Parker, Kern, Nard & Wenzel Defeats Provider's Claim of RICO Violations and Conspiracy Against the Insurance Industry for Challenging Medical Liens
On February 6, 2006, Parker, Kern, Nard & Wenzel, along with counsel for various carriers and employers, were successful in urging the Second Appellate District for the Court of Appeals of the State of California to reverse a Superior Court decision in favor of Premier Medical Management Systems. As a result, the Court of Appeals ordered dismissal of all claims of conspiracy, violation of the Racketeer Influenced Organizations Act (18 US Code ‘ 1961, et seq RICO), Business & Professions Code 17200, the Cartwright Act (Business & Professions Code 16720, as well as claims of interference with contractual and prospective economic relations.
The case arose from the efforts of various insurance carriers to challenge medical, chiropractic and physical therapy charges of Premier Medical Management Systems as illegal fee sharing in violation of Business and Professions Code Section 650. These insurers sought to consolidate the liens of Premier Medical Management before the Workers’ Compensation Appeals Board and try that consolidated issue, thereby eliminating the liens of Premier on the basis that they were false, fraudulent, and the corporate practice of medicine.

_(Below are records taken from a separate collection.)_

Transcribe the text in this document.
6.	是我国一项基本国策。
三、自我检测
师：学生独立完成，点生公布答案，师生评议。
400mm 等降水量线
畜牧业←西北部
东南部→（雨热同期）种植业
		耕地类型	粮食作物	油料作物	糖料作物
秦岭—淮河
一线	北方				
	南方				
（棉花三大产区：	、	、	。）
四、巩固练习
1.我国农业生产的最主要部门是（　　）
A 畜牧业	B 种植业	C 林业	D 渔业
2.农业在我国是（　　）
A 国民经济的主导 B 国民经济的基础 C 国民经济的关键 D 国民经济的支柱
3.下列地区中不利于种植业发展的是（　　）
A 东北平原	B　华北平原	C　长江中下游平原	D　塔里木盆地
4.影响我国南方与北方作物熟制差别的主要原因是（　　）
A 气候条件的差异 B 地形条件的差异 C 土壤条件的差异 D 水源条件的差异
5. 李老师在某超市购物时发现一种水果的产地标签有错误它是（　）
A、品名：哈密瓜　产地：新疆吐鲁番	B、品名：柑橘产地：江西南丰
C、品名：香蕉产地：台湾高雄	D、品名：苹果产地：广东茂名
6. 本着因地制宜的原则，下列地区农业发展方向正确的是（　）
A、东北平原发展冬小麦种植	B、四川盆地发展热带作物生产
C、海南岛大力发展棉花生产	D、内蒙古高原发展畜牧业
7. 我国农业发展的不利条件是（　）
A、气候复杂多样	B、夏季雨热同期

Premier responded to these efforts by filing a Superior Court lawsuit against these carriers and California Insurance Guarantee Association alleging that they conspired to contest the claims of Premier for the improper purpose of delaying payment. This in spite of the fact that the stay of proceeding on all Premier liens had been ordered by the Workers’ Compensation Appeals Board.
Once the Superior Court lawsuit was filed the various workers’ compensation insurers, as well as California Insurance Guarantee Association and various employers, filed a SLAPP motion to dismiss the claims (Strategic Lawsuit Against Public Participation, Code of Civil Procedure, Section 425.16). It was the position of all carriers and employers that the act of consolidating these cases was protected activity under California law.
The Court of Appeals found in fact that the act of various insurers in seeking recourse before the Workers’ Compensation Appeals Board by consolidating these cases was protected conduct under the “Noerr-Pennington Doctrine” which protects the rights of citizens to advance their causes before administrative agencies and the courts. That doctrine applies to both commercial speech and competitive activity and the immunity applies to virtually any tort, including unfair competition and interference with contract.
Pointing out that this RICO/Interference with Contractual Relations case was filed after the WCAB consolidation, the carriers and employers were successful in convincing the Court of Appeals to strike the lawsuit filed by Premier Medical Management, Inc. and award legal fees to the defendant insurance companies, employers and CIGA.
The case has applicability beyond the Premier Medical Management liens and is an endorsement of the right of insurance carriers and employers to use valid process to challenge conduct before the Workers’ Compensation Appeals Board.